University of Vermont

The College of Arts and Sciences

Department of Geography

Honors Research Theses

The College of Arts and Sciences Honors Program provides an opportunity for undergraduate student to pursue two semesters (six credits) of independent research under the direction of a faculty sponsor. Students meeting the GPA eligibility requirement submit their application proposals early in the senior year. Proposals are evaluated by the College of Arts and Sciences Honors Committee and, if approved, students can register for honors credit.Honors Thesis students are encouraged to meet a standard of excellence that can lead to the publication or formal presentation of their results.

Honors Thesis students are encouraged to meet a standard of excellence that can lead to the publication or formal presentation of their results. Many students participate in UVM's Student Research Conference, as well as regional and even national professional conferences to report on their original results based on their thesis work.

Recent Geography Students' Honors Thesis Topics (2015-16)

Sammie Ibrahim Thesis title: The scalar politics of refugee resettlement in Vermont.

SAMMIE IBRAHIM examined the process of refugee resettlement in Vermont, paying particular attention to how the organizational structures of resettlement interact across local, national, and international scales. She analyzed meeting notes from local consultation meetings, interviewed local and national stakeholders, and quantitative resettlement data to identify how the structure and decision-making of resettlement at the national level impacts the effectiveness of local refugee resettlement programs. Her thesis, advised by Dr. Pablo Bose, built upon previous research conducted with Dr. Bose on his NSF-funded project, 'Refugees in Vermont: Resettlement in a Non-Traditional Location'. Sammie's thesis was awarded the 2016 Nuquist Award for best student research paper from the Center for Research on Vermont. Sammie received a Fulbright Award to conduct research in Kazakhstan for the year after graduation.

Jack Kilbride Thesis title: New Dendrochronological Approaches to Identifying Climate Drivers in Northern Conifers.

JACK KILBRIDE's honors thesis explored the relationship between climate drivers and tree growth in Vermont. The aim of the study, advised by Dr. Shelly Rayback, was to quantify the principal drivers of forest growth and to examine the temporal stability of climate signals over the 20th and 21st centuries. Forest growth was explored using dendrochronology, the study of tree rings. Ring-width measurements were used alongside a novel dendrochronological technique: blue intensity analysis. Jack is pursuing a Master's degree at the University of Maine following graduation.

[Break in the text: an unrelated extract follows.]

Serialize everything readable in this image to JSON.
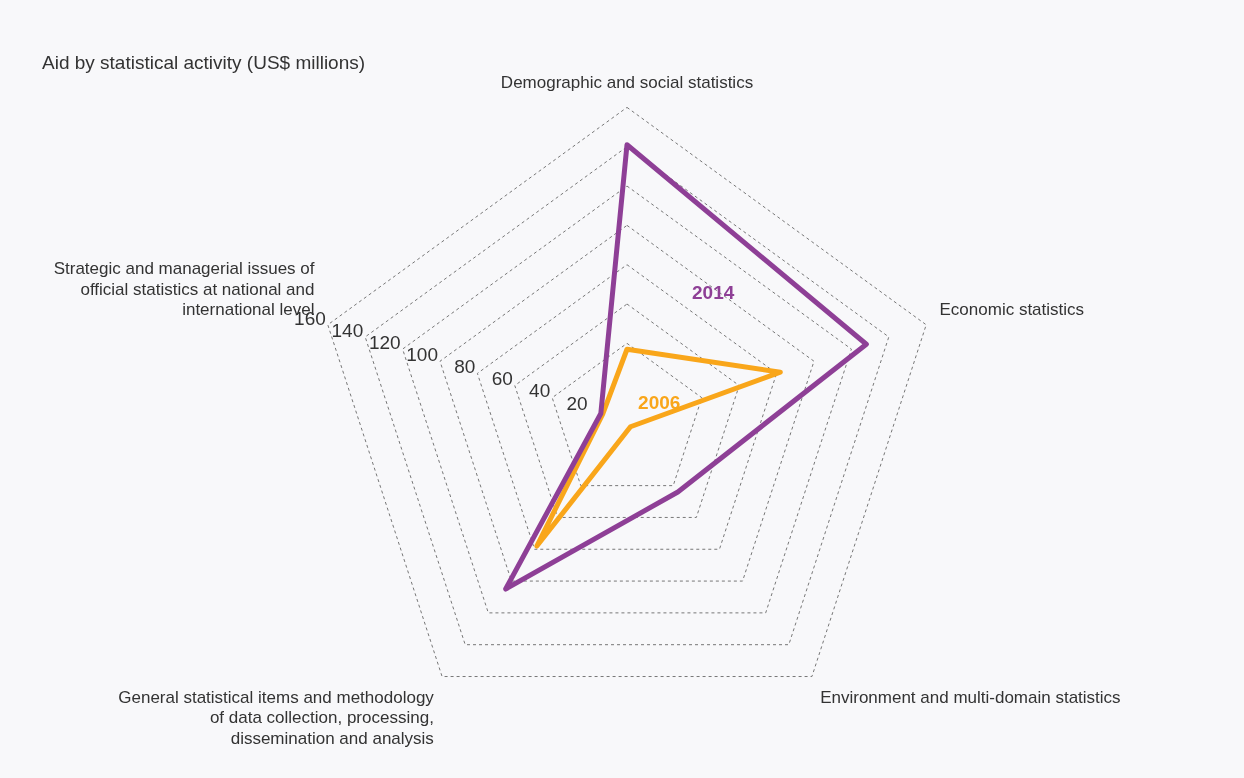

Alex Rosenberg Thesis title: Can a T-Shirt Create Long-Term Change? Cause-Related Marketing in Preemptive Disaster Response and Mitigation Efforts

ALEX ROSENBERG wanted to combine his backgrounds in geography and public communication into an interdisciplinary thesis. His interest in the susceptibility of less-developed countries to natural disasters, due to a lack of adequate risk-management practices, prompted him to consider a variation on programs utilized to aid those impacted by natural disasters. With advising by Dr. Pablo Bose, Alex researched 1) whether or not cause-related marketing would have an appeal among college-aged consumers at UVM, and 2) whether or not those consumers would support a garment brand that engaged in long-term disaster mitigation projects and the creation of a preemptive relief-aid fund in the less-developed countries they operate in.

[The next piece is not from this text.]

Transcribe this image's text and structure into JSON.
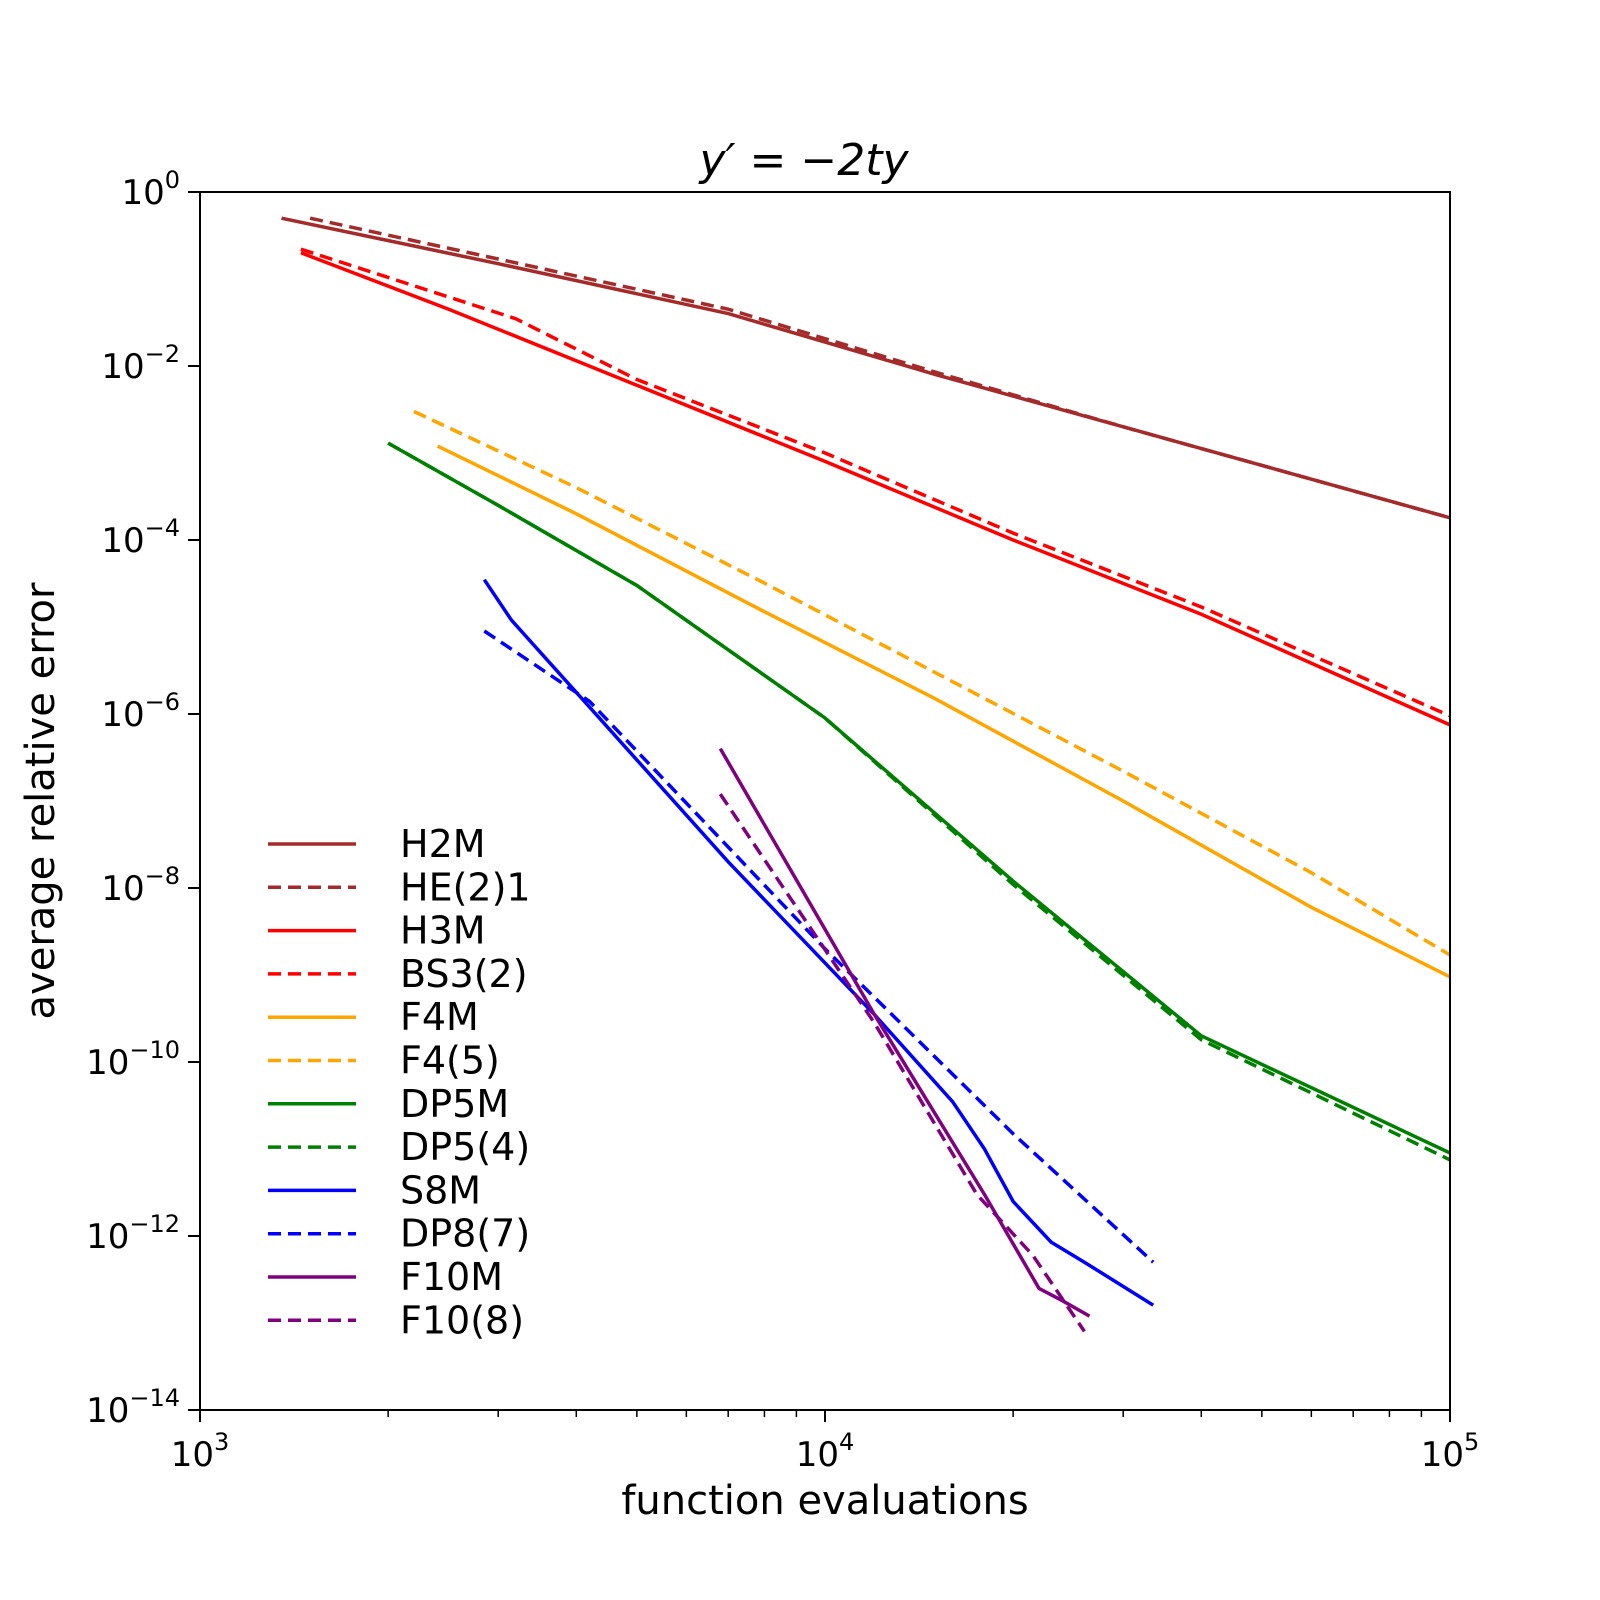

Erika ShepardThesis title: The Emerging Immigrant-Friendly City: How and why cities frame themselves as welcoming places to immigrants

ERIKA SHEPARD Erika Shepard explored the emerging movement of American cities seeking to welcome and support immigrants and refugees. Using census data, discourse analysis, and interviews, her project examined the characteristics, goals, and strategies behind cities' welcoming initiatives. The project, advised by Dr. Meghan Cope, analyzed immigrant-friendly cities on a national scale, regional scale, and local scale. At the regional scale, Erika specifically focused on the 'Rust Belt' and at the local scale she completed a case study of Dayton, Ohio. Erika received funding from the College of Arts and Sciences' APLE program to travel to Dayton to conduct interviews with key actors involved in the city's welcoming initiative. Erika is completing an urban planning internship in Minneapolis after graduation and plans to go into the planning field.